In studies where changes in muscular strength are documented and compared, it is extremely important to have accurate and reliable measurements of pre and post strength. There exists numerous factors which can effect muscular performance and measurement. One rep max testing and/or comparison of pre and post "training weights" from the various exercises performed, are not valid methods of assessing muscular strength. These assessments fail to account for or control numerous factors that will influence performance other than true strength changes (i.e., skill, subject experience, bodily proportions, motor learning variables, and subjects capacity at the outset). Therefore, studies that use these methods of strength measurement are invalid from the outset because the method of data collection is invalid.
Presently, the only scientifically valid, reliable, and accurate method of muscular strength measurement is multiple position, isometric testing performed with a MedX® computerized strength testing machine. Machines are currently available to test the strength of the following muscle groups: muscles that "extend" the knee (quadriceps); muscles that "flex" the knee (hamstrings); muscles that "extend" the lumbar spine (erector spinae group); muscle that "rotate" the torso; muscles that "extend" the cervical spine; and the muscles that "rotate" the head.
Supervision
Particularly in exercise studies, supervision of subjects being exercised is extremely critical. Most subjects are highly unmotivated to exert themselves, to say nothing of poor motor skills and inability to perform said exercise properly. Unless subjects are very closely supervised and monitored during their training (application of the treatment), it is unlikely that subjects will train intensely enough or with proper technique to produce optimal results.

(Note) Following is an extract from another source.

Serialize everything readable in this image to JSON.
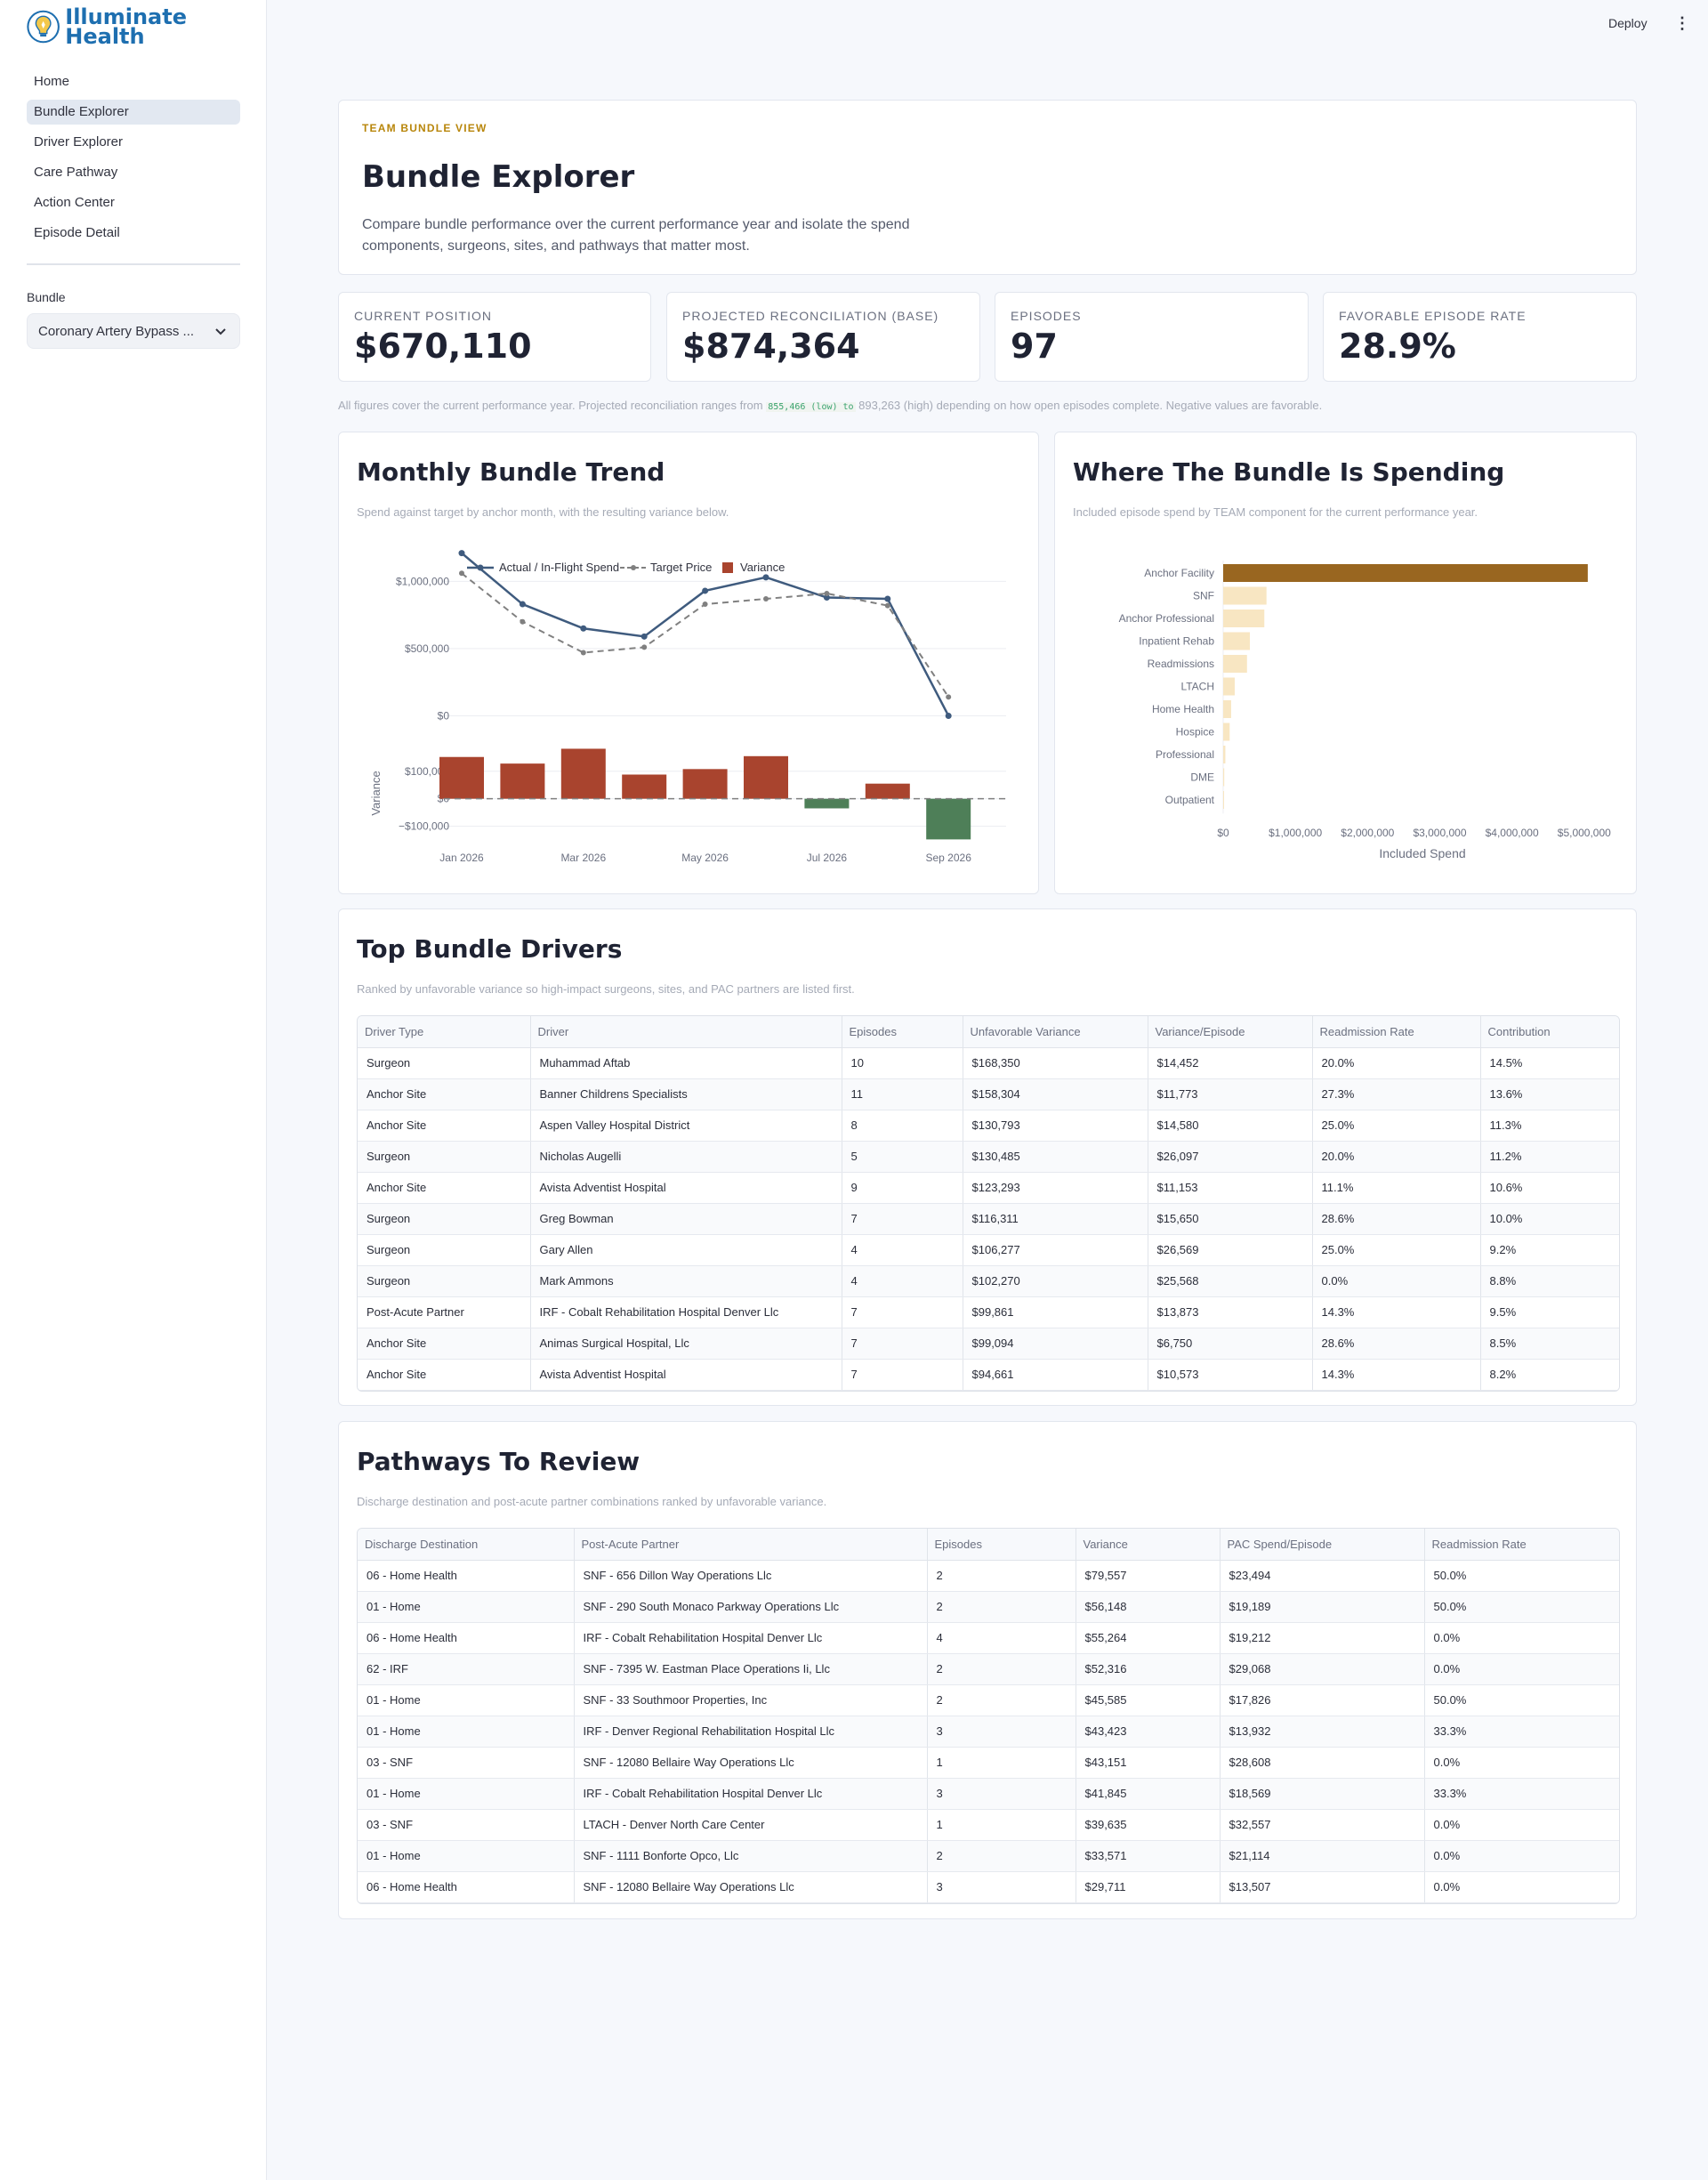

Most exercise studies, if they are supervised at all, are supervised by undergraduate and graduate level college students of questionable supervisory and/or instructional abilities. Others involve "self reporting" where the subjects go home and exercise on their own and simply report to the researchers what they did.
Another point to be made with regard to supervision and data collection is that many times studies are nearly entirely performed, supervised, and data collected, by students. The teacher/professor authoring the study sometimes has had very little, if anything, to do with the actual operation of the study. He/she relies on the information submitted by the students, and merely "writes up" the paper and submits it for publication in a research journal. Obviously, subjects supervised by and data collected by inexperienced students brings considerable suspicion to the reliability and accuracy of the study.